SOAK’s sophisticated debut album makes complex issues seem so simple, and this, not the youth of Bridie Monds-Watson, is what makes the album so mesmerising.
Lots has been written about the youthfulness of Northern Ireland’s latest prodigy. At nineteen, Bridie Monds-Watson, known as SOAK, is on the brink of great things; her debut album Before We Forgot How To Dream is daring, uplifting, and at times simply beautiful, something not necessarily expected on a record with focuses on divorce, loneliness and broken relationships.
After opening with ‘My Brain’, second track ‘B a noBody’ provides the first highlight of the album. “Be just like me/Be a nobody” is the standout lyric in this absorbing and delicate tale, which builds in an almost anthemic manner, the drums providing the power to the unique tones of Monds-Watson.
The third track, ‘Blud’, was one of SOAK’s first releases, and discusses the divorce of her parents. It offers a perspective often forgotten about; “You’ve got a problem/I can’t fix it/Hear the anger through the ceiling”, and with every slide up and the down the guitar neck audible, you can feel the emotion the song. ‘Wait’ makes the most of strings and the piano to accompany what really is another touching track, and it is songs like this that make it easy to see why SOAK was nominated for the BBC Sound of 2015. Although she eventually lost out to Years & Years, there is no doubt that the nomination will have helped her commercially.
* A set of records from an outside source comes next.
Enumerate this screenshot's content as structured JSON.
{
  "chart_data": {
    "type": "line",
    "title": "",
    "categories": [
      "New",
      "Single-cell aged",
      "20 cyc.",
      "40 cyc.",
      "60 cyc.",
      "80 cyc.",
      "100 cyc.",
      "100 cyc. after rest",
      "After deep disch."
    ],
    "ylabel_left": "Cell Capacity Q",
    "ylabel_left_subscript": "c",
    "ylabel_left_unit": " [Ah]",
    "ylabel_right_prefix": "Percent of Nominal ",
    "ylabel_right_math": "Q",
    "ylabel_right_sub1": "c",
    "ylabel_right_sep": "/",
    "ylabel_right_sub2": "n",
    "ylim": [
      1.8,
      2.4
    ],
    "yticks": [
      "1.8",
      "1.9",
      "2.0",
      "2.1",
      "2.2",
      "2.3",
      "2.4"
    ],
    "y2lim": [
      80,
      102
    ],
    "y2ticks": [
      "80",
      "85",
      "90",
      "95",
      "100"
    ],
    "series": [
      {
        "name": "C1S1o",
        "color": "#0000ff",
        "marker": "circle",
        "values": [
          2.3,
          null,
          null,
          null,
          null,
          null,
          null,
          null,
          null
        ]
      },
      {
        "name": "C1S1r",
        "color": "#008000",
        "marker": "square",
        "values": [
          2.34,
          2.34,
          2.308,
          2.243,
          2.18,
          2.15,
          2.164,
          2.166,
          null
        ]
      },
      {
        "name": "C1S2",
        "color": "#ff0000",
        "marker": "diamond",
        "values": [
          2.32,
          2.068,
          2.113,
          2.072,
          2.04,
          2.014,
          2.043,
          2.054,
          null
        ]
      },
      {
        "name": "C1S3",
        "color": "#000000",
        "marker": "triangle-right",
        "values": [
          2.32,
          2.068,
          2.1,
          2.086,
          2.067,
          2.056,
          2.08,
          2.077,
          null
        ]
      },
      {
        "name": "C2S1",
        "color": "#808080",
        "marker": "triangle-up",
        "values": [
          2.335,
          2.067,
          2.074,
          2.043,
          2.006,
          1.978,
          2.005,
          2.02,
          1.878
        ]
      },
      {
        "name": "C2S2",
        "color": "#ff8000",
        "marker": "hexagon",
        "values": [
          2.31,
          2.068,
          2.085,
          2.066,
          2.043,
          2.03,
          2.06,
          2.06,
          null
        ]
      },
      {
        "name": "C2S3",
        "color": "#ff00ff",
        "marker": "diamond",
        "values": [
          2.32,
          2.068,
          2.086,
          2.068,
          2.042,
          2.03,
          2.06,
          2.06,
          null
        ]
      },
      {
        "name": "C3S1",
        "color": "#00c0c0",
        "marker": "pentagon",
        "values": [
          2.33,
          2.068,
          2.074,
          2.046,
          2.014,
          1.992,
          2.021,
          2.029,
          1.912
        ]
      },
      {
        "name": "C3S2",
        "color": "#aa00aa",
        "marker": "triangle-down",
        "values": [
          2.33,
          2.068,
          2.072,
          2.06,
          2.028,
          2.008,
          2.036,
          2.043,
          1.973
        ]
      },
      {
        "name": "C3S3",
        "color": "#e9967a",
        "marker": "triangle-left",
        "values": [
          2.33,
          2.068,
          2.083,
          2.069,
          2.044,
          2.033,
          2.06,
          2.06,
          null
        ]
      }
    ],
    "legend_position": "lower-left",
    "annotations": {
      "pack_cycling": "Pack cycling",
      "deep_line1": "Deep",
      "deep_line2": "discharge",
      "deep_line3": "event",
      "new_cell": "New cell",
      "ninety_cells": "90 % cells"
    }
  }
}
Also helping her out commercially is ‘Sea Creatures’, released as the lead on an EP not so long ago. It is clear that is track was made to sound radio-friendly, and in many ways this is the most disappointing song on Before We Forgot How To Dream. The record is strong enough on its own to not need a shiny, over-produced track like ‘Sea Creatures’; it is not as raw as the rest of the album.
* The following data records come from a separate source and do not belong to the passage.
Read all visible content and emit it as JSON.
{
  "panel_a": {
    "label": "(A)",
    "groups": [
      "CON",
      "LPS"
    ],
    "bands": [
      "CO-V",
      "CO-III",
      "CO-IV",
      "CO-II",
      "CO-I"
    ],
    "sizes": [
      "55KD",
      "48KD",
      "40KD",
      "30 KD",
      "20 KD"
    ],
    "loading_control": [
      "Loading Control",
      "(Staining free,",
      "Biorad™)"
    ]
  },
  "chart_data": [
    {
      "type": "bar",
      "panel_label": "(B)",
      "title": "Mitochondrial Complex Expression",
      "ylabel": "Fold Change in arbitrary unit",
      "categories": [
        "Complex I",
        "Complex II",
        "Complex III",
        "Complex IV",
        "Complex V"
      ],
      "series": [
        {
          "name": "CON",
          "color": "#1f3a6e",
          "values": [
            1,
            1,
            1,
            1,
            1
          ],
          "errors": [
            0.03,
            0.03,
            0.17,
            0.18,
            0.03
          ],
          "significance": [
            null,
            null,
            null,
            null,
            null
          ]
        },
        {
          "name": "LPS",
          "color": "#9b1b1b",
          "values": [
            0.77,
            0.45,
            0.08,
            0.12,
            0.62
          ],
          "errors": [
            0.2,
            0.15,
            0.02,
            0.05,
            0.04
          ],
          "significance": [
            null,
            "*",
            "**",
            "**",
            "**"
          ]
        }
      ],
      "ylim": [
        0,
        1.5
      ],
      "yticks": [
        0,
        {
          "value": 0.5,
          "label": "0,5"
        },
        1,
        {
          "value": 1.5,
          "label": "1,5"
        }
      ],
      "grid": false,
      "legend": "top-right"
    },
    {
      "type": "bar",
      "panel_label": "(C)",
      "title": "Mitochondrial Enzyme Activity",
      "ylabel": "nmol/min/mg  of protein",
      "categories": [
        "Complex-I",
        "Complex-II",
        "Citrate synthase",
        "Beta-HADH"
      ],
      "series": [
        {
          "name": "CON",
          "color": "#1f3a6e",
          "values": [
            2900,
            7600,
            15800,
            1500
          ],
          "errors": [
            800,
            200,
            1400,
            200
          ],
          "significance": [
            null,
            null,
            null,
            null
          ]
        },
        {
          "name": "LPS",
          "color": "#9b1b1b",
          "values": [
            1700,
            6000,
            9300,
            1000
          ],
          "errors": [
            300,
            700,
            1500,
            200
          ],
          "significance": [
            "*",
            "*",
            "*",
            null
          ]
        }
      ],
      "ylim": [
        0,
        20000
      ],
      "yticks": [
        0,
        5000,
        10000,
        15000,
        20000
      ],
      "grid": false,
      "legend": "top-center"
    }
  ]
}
Having said this, without the plays ‘Sea Creatures’ has had on stations such as Radio 2 and 6 Music, there would probably be no appearance with Jools Holland on Later… and there probably wouldn’t be as much hype around Before We Forgot How To Dream as there is. It’s by no means a terrible song, but more of a necessity in a world where you need your tracks to get airtime in order to shift albums.
Regardless, ‘Sea Creatures’ is the only track of its nature in an otherwise impressive debut album. ’24 Windowed House’ is a return to the guitar slides, and even when the album picks up pace in the uplifting ‘Garden’, the quality of Monds-Watson’s voice isn’t lost. ‘Shuvels’ is another beautiful track, whilst ‘Reckless Behaviour’ is perhaps the most upbeat song on the album. With lyrics such as “I won’t waste my youth this year/Don’t spend your night in tears” people will be very quick to point to the fact that Bridie Monds-Watson is just nineteen. But the fact is that shouldn’t matter.
Whether this album was written by a teenager or someone in their thirties it is still a capable album. Because SOAK can address issues in ways many, both young and old, can only dream of, such as those of divorce, there is a risk she will be patronised by press, as if the fact she is nineteen means she is incapable of being able to produce a good record. Before We Forgot How To Dream should be celebrated for what it is, not perfect, but a more than solid debut. At times it is beautiful; at times it is touching, and irrespective of age one thing is for certain, this is just the start for SOAK.
Before We Forgot How To Dream will be released Monday 1st June via Rough Trade Records.